One such hope, to scrap a 1,689-page rule regulating prepaid cards, was sinking fast even as the analysts spoke. Months-long, Republican-led efforts in both the House of Representatives and the Senate failed to nullify the rule within the boundaries set by the Congressional Review Act, which requires Congress to act within 60 legislative days from the date of publication of a targeted regulation. That time clock ran out Thursday. Earlier, the Consumer Financial Protection Bureau had agreed to extend the rule’s effective date by six months to April 1, 2018.
The analysts speaking on Wednesday said the nullification effort failed in part because not all in the prepaid industry were fully in favor of it. “The industry was not unified on whether it wanted to see” the rule eliminated, said Jaret Seiberg, managing director and long-time Washington observer at Cowen Group Inc., a New York City-based investment house. “When an industry is not unified, it’s extraordinarily difficult to get your friends on the Hill to go along.”
Seiberg spoke as part of a panel at the Transact 17 conference in Las Vegas, Nev., sponsored by the Electronic Transactions Association.
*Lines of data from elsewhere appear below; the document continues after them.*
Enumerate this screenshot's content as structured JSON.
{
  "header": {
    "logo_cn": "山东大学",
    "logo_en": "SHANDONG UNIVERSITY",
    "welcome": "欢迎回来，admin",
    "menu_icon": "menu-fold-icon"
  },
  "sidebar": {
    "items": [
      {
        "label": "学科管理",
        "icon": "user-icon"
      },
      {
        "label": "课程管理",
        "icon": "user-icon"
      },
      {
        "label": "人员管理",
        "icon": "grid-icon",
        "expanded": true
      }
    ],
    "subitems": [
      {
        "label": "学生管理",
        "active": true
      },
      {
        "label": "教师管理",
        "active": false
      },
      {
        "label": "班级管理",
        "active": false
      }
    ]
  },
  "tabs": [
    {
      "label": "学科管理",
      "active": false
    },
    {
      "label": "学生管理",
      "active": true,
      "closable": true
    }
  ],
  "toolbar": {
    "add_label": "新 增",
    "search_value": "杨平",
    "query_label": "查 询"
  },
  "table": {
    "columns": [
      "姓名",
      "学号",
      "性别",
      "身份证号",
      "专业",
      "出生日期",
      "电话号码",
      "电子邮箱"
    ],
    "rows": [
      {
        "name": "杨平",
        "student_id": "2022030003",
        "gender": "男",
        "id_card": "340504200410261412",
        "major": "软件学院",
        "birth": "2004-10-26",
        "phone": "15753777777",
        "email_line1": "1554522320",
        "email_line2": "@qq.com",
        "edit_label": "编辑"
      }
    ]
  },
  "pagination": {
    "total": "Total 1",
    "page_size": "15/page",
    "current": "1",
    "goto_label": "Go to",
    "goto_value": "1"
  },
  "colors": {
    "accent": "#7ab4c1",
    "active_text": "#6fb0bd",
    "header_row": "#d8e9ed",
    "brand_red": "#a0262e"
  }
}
Other panelists were Isaac Boltansky, director of policy research at Compass Point Research & Trading, a Washington, D.C.-based trade consultancy, and Scott Talbott, senior vice president for government affairs at the Washington, D.C.-based ETA.
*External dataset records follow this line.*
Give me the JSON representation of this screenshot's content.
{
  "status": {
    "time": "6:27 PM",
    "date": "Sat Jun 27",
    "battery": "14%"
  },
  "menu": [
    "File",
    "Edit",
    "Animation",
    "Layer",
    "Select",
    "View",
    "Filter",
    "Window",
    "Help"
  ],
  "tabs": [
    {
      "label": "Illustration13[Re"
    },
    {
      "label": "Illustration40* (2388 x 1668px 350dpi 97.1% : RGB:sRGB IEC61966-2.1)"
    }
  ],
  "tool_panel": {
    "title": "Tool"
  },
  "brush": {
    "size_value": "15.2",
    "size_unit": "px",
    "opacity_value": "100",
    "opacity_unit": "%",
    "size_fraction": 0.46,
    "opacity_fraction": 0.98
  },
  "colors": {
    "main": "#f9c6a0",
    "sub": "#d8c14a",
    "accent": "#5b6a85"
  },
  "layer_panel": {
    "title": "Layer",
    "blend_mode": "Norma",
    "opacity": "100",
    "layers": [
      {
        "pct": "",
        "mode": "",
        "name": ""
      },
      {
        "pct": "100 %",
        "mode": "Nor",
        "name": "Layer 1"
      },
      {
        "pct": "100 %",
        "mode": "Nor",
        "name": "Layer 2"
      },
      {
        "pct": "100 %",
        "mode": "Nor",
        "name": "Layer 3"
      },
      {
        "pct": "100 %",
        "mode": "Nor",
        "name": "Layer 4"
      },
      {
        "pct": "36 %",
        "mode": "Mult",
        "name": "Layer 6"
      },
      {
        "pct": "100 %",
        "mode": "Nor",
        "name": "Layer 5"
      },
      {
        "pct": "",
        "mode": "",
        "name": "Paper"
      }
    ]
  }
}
Another long-held payments-industry ambition, to scrap the Durbin Amendment to the 2010 Dodd-Frank Act, will also likely fail, the panel predicted. “The odds of the Durbin Amendment getting repealed are 10%,” predicted Boltansky.
The amendment, written by Sen. Richard Durbin, D-Ill., caps debit card interchange rates for large issuers and requires all debit card issuers to offer at least two unaffiliated networks on all their cards. The Financial Choice Act, soon to come under consideration in the full House after a favorable vote last week in the House Financial Services Committee, would scupper the amendment as part of an overhaul of Dodd-Frank.
The logic behind Boltansky’s pessimistic outlook stems from the awkward position in which Senators and Representatives find themselves with respect to the amendment, which is backed by merchants and opposed by big banks. “Repealing Durbin makes politicians do something they loathe—choose between two moneyed interests,” he said. “Politicians don’t want this issue. [Repeal] will be stripped out of the bill.”
Indeed, Seiberg predicted that if the House comes under Democratic control in the 2018 mid-term elections, a possibility that can’t be discounted, it might turn its hand to controlling credit card interchange. At that point, he said, the odds will be “much higher that Congress will do something negative on credit card interchange than that it will repeal Durbin.”